Oil Search Ltd will need billions of dollars to fund its growth plans, and tying up with Santos Ltd to create a A$20 billion ($14 billion) company will give it the access to capital that it needs, its boss said on Tuesday.
Oil Search agreed to an all-stock takeover this month after Santos raised its offer slightly to give Oil Search shareholders a 38.5% stake in a merged group, up from an earlier offer of 37%. Santos shareholders will own the remaining 61.5%.
"We added A$600 million of value in the context of that change ... Six hundred million dollars is not to be sniffed at," Oil Search's acting CEO Peter Fredericson said on Tuesday.
He said putting the two companies together made sense as size is going to matter in the industry, pointing also to the pending merger of Woodside Petroleum and BHP Group's petroleum arm.
"At the size we're at now and given the size of the projects we want to invest in now, we need to get access to broader capital markets. And we need more size to do that," Fredericson told Reuters.
Feedback from shareholders, he said, was that they want Oil Search to engage with Santos and give them a deal to vote on.
The Papua New Guinea-focused company's prized assets are its stakes in the PNG LNG (liquefied natural gas) project run by Exxon Mobil Corp and the undeveloped Papua LNG project, led by TotalEnergies SE.
Less well known is its $3 billion Pikka oil project in Alaska, where Oil Search and its partner Repsol want to sell a combined 30% stake this year before making a go-ahead decision on the project.
Fredericson said the Santos deal might slow the Pikka stake sale.
Allan Gray Australia Chief Investment Officer Simon Mawhinney, an Oil Search shareholder, said the sale of a Pikka stake would shed light on its value.
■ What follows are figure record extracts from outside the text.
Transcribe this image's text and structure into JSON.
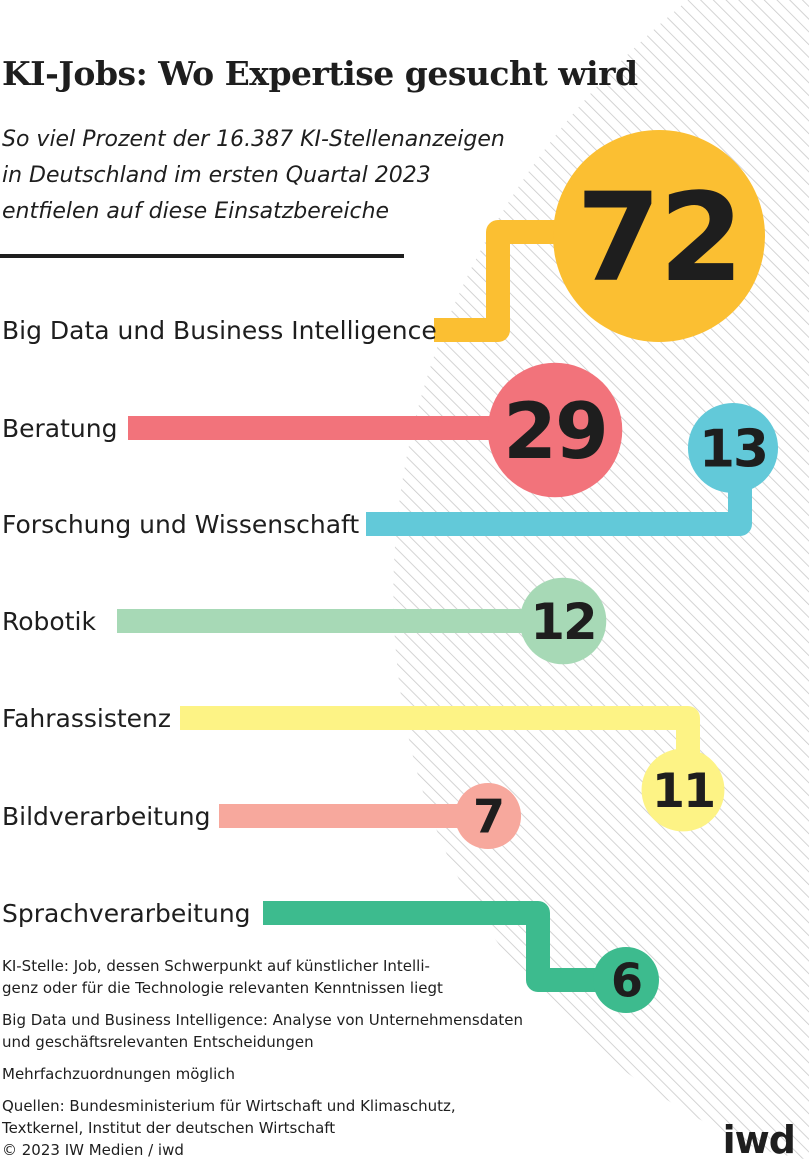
{
  "title": "KI-Jobs: Wo Expertise gesucht wird",
  "subtitle_lines": [
    "So viel Prozent der 16.387 KI-Stellenanzeigen",
    "in Deutschland im ersten Quartal 2023",
    "entfielen auf diese Einsatzbereiche"
  ],
  "chart_data": {
    "type": "bar",
    "categories": [
      "Big Data und Business Intelligence",
      "Beratung",
      "Forschung und Wissenschaft",
      "Robotik",
      "Fahrassistenz",
      "Bildverarbeitung",
      "Sprachverarbeitung"
    ],
    "values": [
      72,
      29,
      13,
      12,
      11,
      7,
      6
    ],
    "value_labels": [
      "72",
      "29",
      "13",
      "12",
      "11",
      "7",
      "6"
    ],
    "colors": [
      "#fbbf32",
      "#f2737b",
      "#62c9d9",
      "#a7d9b6",
      "#fdf385",
      "#f7a89d",
      "#3dbb8e"
    ],
    "unit": "Prozent"
  },
  "footnotes": {
    "definition_ki": [
      "KI-Stelle: Job, dessen Schwerpunkt auf künstlicher Intelli-",
      "genz oder für die Technologie relevanten Kenntnissen liegt"
    ],
    "definition_bigdata": [
      "Big Data und Business Intelligence: Analyse von Unternehmensdaten",
      "und geschäftsrelevanten Entscheidungen"
    ],
    "note": "Mehrfachzuordnungen möglich",
    "sources": [
      "Quellen: Bundesministerium für Wirtschaft und Klimaschutz,",
      "Textkernel, Institut der deutschen Wirtschaft"
    ],
    "copyright": "© 2023 IW Medien / iwd"
  },
  "logo": "iwd"
}
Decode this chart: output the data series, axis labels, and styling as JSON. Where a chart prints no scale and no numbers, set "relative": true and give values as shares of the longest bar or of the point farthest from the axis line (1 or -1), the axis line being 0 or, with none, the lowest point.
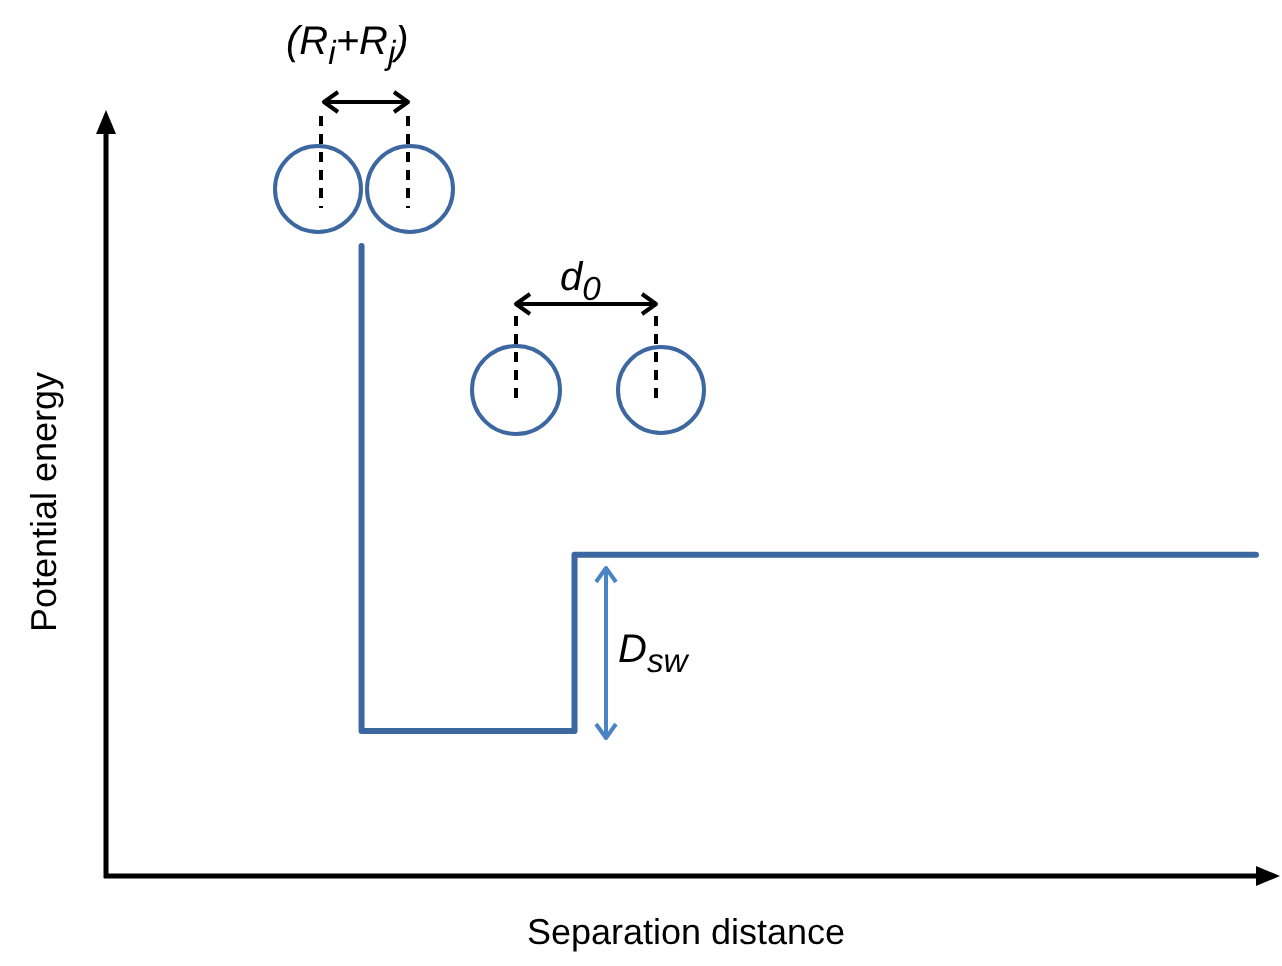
{
  "chart_data": {
    "type": "step",
    "xlabel": "Separation distance",
    "ylabel": "Potential energy",
    "relative": true,
    "categories": [
      null,
      null,
      null,
      null,
      null,
      null,
      null,
      null,
      null,
      null,
      null,
      null,
      null,
      null,
      null,
      null,
      null,
      null,
      null,
      null,
      null,
      null,
      null,
      null,
      null,
      null,
      null,
      null
    ],
    "values": [
      null,
      null,
      null,
      null,
      null,
      null,
      1,
      0.23,
      0.23,
      0.23,
      0.23,
      0.23,
      0.51,
      0.51,
      0.51,
      0.51,
      0.51,
      0.51,
      0.51,
      0.51,
      0.51,
      0.51,
      0.51,
      0.51,
      0.51,
      0.51,
      0.51,
      0.51
    ],
    "color": "#3d67a0",
    "annotations": [
      "(R$_{i}$+R$_{j}$)",
      "d$_{0}$",
      "D$_{sw}$"
    ]
  }
}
"(Delay of the sale) puts shareholders in an awkward position. What value do we ascribe to Alaska when determining whether we should or shouldn't accept Santos's proposal?" Mawhinney said.
Shareholders are due to vote on the deal later this year.
Oil Search on Tuesday reported a near six-fold rise in its core profit to $139 million for the six months to June, as easing pandemic restrictions boosted oil demand and lifted prices.